According to research conducted by global cybersecurity recruitment firm Stott and May, in partnership with Forgepoint Capital, internal skills represent the single most significant barrier to strategy execution for 43% of cybersecurity leaders, who identified budget (35%), technology (13%), and board-level buy-in (9%) as key hurdles. The research provided insight into the thoughts and core priorities of a snapshot cohort of 55 security leaders and examined critical themes, including the skills shortage, inhibitors to strategy execution, and the business perception of cybersecurity functions.

In addition, the research found that security leaders continue to experience challenges sourcing experienced talent, with 73% highlighting it as an area of concern. Time-to-hire also remains a potent issue. 35% pointed to positions being left unfilled after a 12-week period.

Highlights from the research include:

  • The significance of cybersecurity is becoming even more broadly recognized internally, as 80% of security leaders believe their business perceives the function as a ‘strategic priority,’ up from 54% last year.
  • 100% of the sample of cybersecurity leaders now either agree (38%) or strongly agree (62%) that their business feels the function plays a role in improving the overall value proposition to customers.

Commenting on the news, Heather Paunet, Senior Vice President at Untangle, a California-based provider of comprehensive network security for SMBs, explains, “The cybersecurity skills gap exists for multiple reasons. Initially, it was driven by not enough visibility in IT education and as a path to a career. At the same time, cybersecurity was often an afterthought for organizations and was also seen as cumbersome technology that slowed down technology performance. Businesses hired limited cybersecurity professionals, and distributed IT responsibilities across other roles.

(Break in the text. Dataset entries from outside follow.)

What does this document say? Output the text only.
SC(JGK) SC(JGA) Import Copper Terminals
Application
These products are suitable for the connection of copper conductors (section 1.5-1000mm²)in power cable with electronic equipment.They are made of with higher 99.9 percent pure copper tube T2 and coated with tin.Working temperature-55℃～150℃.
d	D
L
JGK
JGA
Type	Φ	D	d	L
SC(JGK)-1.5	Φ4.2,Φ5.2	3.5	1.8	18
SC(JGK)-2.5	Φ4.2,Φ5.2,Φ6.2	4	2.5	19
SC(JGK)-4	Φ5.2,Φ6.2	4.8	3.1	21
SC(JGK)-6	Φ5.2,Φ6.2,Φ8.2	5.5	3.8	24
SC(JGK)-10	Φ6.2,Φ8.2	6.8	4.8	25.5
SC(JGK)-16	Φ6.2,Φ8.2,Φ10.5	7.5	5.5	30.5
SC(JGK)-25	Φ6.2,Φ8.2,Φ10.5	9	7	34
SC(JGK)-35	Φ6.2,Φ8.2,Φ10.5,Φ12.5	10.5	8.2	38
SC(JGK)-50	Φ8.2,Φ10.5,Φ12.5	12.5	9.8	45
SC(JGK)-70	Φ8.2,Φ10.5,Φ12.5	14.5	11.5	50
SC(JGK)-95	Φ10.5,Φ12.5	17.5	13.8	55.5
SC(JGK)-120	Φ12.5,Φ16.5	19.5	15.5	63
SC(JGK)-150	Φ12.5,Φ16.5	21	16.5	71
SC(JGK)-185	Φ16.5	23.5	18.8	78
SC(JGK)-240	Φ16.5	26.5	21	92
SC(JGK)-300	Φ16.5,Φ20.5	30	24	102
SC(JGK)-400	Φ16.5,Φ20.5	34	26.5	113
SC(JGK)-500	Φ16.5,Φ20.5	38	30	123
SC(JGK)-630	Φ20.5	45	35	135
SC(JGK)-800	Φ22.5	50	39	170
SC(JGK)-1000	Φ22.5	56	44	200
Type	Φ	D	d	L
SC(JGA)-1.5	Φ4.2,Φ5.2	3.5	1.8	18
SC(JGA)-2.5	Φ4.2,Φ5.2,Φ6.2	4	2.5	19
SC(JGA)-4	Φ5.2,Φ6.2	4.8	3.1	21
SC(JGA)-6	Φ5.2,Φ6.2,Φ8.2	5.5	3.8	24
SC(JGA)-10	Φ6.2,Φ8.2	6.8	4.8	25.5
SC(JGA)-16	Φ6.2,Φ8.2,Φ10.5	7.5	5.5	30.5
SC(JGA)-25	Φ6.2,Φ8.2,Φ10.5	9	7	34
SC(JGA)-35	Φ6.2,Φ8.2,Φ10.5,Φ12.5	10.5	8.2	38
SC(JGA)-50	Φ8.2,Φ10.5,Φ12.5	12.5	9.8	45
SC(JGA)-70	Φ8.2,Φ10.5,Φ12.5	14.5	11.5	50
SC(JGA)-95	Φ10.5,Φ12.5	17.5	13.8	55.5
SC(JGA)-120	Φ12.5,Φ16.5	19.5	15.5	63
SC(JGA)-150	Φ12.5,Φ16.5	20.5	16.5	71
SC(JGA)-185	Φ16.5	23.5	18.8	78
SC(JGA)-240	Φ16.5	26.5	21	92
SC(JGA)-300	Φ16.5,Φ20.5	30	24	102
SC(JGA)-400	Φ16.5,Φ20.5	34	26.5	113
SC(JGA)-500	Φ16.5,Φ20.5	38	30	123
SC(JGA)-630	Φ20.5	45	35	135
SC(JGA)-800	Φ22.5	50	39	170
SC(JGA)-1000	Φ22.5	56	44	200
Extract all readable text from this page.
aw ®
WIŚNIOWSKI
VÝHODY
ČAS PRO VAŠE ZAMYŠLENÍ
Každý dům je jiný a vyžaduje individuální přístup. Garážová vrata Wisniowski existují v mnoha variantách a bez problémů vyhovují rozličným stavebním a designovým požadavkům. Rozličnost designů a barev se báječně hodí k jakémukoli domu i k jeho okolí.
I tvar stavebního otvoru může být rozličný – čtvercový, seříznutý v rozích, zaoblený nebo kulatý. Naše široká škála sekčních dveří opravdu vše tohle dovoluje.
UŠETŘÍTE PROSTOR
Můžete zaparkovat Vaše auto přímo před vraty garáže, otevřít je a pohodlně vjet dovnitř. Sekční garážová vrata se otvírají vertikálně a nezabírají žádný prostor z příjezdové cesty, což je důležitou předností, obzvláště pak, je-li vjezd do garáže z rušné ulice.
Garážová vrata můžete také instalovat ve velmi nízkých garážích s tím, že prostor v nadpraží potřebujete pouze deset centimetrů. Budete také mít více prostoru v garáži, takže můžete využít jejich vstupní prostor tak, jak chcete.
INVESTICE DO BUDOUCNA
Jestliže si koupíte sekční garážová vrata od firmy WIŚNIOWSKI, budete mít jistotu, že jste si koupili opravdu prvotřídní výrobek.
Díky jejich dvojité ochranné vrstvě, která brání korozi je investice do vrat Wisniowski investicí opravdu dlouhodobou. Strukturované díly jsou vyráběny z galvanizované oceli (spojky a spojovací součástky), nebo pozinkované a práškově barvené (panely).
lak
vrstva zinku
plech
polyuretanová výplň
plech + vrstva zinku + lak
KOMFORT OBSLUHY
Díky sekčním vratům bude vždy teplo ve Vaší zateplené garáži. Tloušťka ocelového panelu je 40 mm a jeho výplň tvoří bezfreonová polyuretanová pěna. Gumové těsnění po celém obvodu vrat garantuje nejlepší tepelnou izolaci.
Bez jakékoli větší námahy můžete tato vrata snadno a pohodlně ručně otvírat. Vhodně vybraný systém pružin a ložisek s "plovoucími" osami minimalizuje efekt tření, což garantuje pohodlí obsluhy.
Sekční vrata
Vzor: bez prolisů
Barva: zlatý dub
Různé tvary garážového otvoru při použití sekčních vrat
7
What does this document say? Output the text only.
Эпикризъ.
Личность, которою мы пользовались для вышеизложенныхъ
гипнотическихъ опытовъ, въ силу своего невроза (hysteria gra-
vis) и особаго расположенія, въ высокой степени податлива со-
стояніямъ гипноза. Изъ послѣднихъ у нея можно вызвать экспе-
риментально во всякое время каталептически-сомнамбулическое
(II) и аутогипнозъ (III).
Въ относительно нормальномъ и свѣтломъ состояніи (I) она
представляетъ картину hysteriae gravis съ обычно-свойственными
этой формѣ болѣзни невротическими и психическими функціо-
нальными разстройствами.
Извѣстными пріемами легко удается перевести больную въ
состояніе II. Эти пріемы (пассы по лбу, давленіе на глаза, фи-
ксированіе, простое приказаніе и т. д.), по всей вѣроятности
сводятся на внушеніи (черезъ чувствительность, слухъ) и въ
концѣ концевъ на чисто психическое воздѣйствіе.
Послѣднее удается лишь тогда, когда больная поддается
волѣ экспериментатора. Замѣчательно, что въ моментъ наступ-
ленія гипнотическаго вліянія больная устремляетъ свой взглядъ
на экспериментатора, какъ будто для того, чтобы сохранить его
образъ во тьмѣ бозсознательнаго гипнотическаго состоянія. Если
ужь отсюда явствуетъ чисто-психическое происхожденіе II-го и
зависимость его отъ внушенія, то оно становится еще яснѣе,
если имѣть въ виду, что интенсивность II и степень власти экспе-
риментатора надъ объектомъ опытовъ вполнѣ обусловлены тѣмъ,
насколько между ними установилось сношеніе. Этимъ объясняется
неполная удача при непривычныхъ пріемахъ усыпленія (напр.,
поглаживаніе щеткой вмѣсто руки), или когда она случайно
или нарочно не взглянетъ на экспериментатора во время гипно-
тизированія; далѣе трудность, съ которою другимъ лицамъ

“Today, that gap has increased in part due to evolving cyberattacks and high-profile, front-page news cyberattacks that emphasize the necessity for businesses of all sizes to ensure they protect their systems against ransomware attacks and downtime, which can cripple their business. This visibility into what causes attacks and the consequences has led companies to reconsider cybersecurity roles and hire more skilled workers.

“Also having an impact on the skills gap is the government focus on cybersecurity such as the Biden Administration Executive Order (EO) on Improving the United States’ Cybersecurity Stature, the K-12 Cybersecurity Act signed by President Biden, and the guidance issued by the National Security Agency and CISA focused on how to choose the right VPN technology. These EOs and guidance are compelling businesses to take seriously the measures they need to put in place to protect themselves. This includes staffing with the right expertise to follow those guidelines. However, the demand is outpacing the resource pool, which has not caught up yet.

“So, how do we close the gap? First, there is a lack of awareness regarding a career in cybersecurity and its opportunities. There needs to be an industry push to improve the profession’s image. Second, there needs to be an organizational change that recognizes the severity and devastation cyberattacks can cause and make cybersecurity a priority. But companies need to ensure this investment isn’t just in technology but also in their current workforce with continual training, advancement opportunities and recognition.

“In addition, IT education programs need to do the profession justice and emphasize the different roles and careers available in cybersecurity. Recent high-profile ransomware attacks are an opportunity to show students how their path could lead to detecting and stopping attacks or even finding cybercriminals. Lastly, there needs to be societal change to recognize that cyber risks affect everyone and that cybersecurity should be part of daily life, much as accessing the internet. General cybersecurity best practices should not only be taught in the workplace but also in schools, and implemented at home.”